If you are a parent and not a reptile, you’ll appreciate it.


It started before Christmas. Now our son
officially walks to school alone.
Semi-alone, it’s accurate to say:
I or his father track him on the way.
He walks up on the east side of West End,
we on the west side. Glances can extend
(and do) across the street; not eye contact.
Already ties are feeling and not fact.
Straus Park is where these parallel paths part;
he goes alone from there. The watcher’s heart
stretches, elastic in its love and fear,
toward him as we see him disappear,
striding briskly. Where two weeks ago,
holding a hand, he’d dawdle, dreamy, slow,
he now is hustled forward by the pull
of something far more powerful than school.

The mornings we turn back to are no more
than forty minutes longer than before,
but they feel vastly different—flimsy, strange,
wavering in the eddies of this change,
empty, unanchored, perilously light
since the red hat vanished from our sight.

—Rachel Hadas

You can buy Rachel Hadas’ selected and recent works on her website.

I gathered from these articles that the problem with TNY poetry is that they care more about the poet than the poem. A shame but not a surprise. That’s the way it works everywhere, I guess.

If only the poems were as extraordinary as the cartoons!

Thanks to serendipity and a generous anonymous benefactor, it looks like I’m going to the annual Paris Writer’s Workshop in July! But I’ll be attending the novel workshop, not the poetry workshop…


Brian Turner, an infantry officer who served in Iraq for a year, wrote an incredible poem called Here, bullet, which I first read weeks ago on boingboing. He has published this and other poems in a book by the same title.

Here is another poem of his. The title means “friend” in Arabic. The poem is prefaced with a quotation from Sa’di, a 13th century Persian poet.

It is a condition of wisdom in the archer to be patient because when the arrow leaves the bow, it returns no more.

It should make you shake and sweat,
nightmare you, strand you in a desert
of irrevocable desolation, the consequences
seared into the vein, no matter what adrenaline
feeds the muscle its courage, no matter
what god shines down on you, no matter
what crackling pain and anger
you carry in your fists, my friend,
it should break your heart to kill.

American media won’t show the caskets or ravaged bodies of the wounded, so it’s easy for Americans to ignore what’s happening. Thanks to this poet, at least we can see what war does to a soldier’s heart.

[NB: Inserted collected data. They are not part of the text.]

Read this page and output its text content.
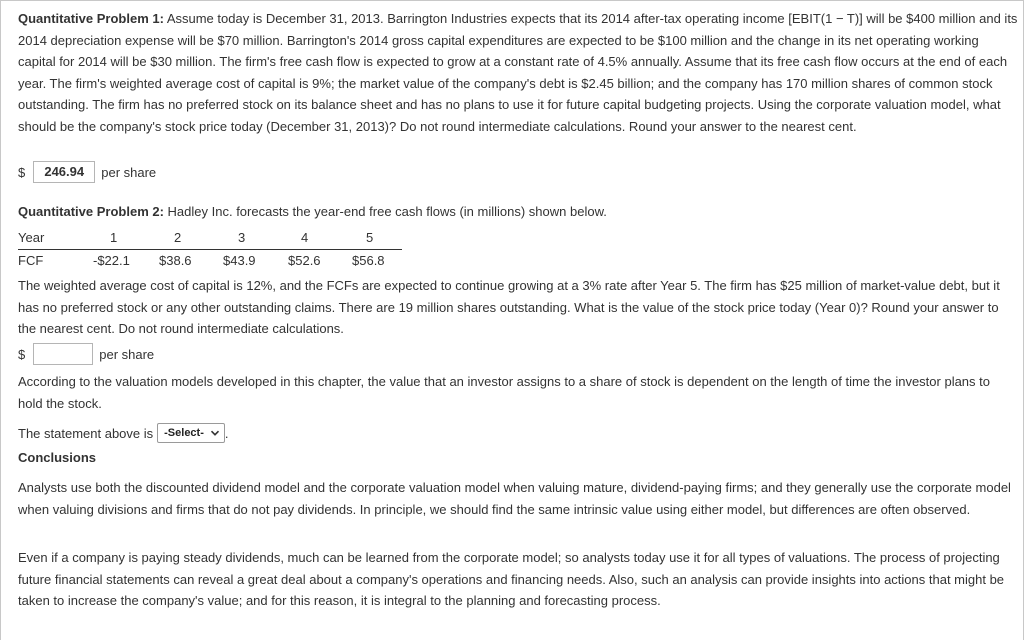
Quantitative Problem 1: Assume today is December 31, 2013. Barrington Industries expects that its 2014 after-tax operating income [EBIT(1 − T)] will be $400 million and its 2014 depreciation expense will be $70 million. Barrington's 2014 gross capital expenditures are expected to be $100 million and the change in its net operating working capital for 2014 will be $30 million. The firm's free cash flow is expected to grow at a constant rate of 4.5% annually. Assume that its free cash flow occurs at the end of each year. The firm's weighted average cost of capital is 9%; the market value of the company's debt is $2.45 billion; and the company has 170 million shares of common stock outstanding. The firm has no preferred stock on its balance sheet and has no plans to use it for future capital budgeting projects. Using the corporate valuation model, what should be the company's stock price today (December 31, 2013)? Do not round intermediate calculations. Round your answer to the nearest cent.

$	246.94	per share

Quantitative Problem 2: Hadley Inc. forecasts the year-end free cash flows (in millions) shown below.

Year	1	2	3	4	5
FCF	-$22.1 $38.6 $43.9 $52.6 $56.8

The weighted average cost of capital is 12%, and the FCFs are expected to continue growing at a 3% rate after Year 5. The firm has $25 million of market-value debt, but it has no preferred stock or any other outstanding claims. There are 19 million shares outstanding. What is the value of the stock price today (Year 0)? Round your answer to the nearest cent. Do not round intermediate calculations.

$	per share

According to the valuation models developed in this chapter, the value that an investor assigns to a share of stock is dependent on the length of time the investor plans to hold the stock.

The statement above is -Select- .

Conclusions

Analysts use both the discounted dividend model and the corporate valuation model when valuing mature, dividend-paying firms; and they generally use the corporate model when valuing divisions and firms that do not pay dividends. In principle, we should find the same intrinsic value using either model, but differences are often observed.

Even if a company is paying steady dividends, much can be learned from the corporate model; so analysts today use it for all types of valuations. The process of projecting future financial statements can reveal a great deal about a company's operations and financing needs. Also, such an analysis can provide insights into actions that might be taken to increase the company's value; and for this reason, it is integral to the planning and forecasting process.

I found this poem in a Salon article entitled Where’s the Outrage? It’s a question you should all be asking yourselves. The article says one of the reasons why there is no serious anti-war movement in the US is that there is no longer a draft. The author suggests that only a draft would get people to take to the streets. As it is, since generally only poor and clueless kids are enlisting in the military, the comfortable classes have no motivation to protest. The draft was the last remaining check against delusional governments engaging in meaningless wars.

This argument makes so much sense to me that I almost want the draft reinstated. Bush doesn’t have the 20,000 troops he needs for his surge. However, even if the draft were reinstated, Bush’s constituents, “the haves and the have-mores,” still wouldn’t suffer, unfortunately. They’d just make a call or two to an influential pal, write a check… You know the drill.

That would leave the middle class to bear the responsibility of protesting the war. The ones with draft-age kids are old enough to remember Vietnam and many of them probably protested against that war.

This war should break their hearts.

But from what I’ve seen, nowadays they’re too busy getting their cars and legs waxed to be bothered.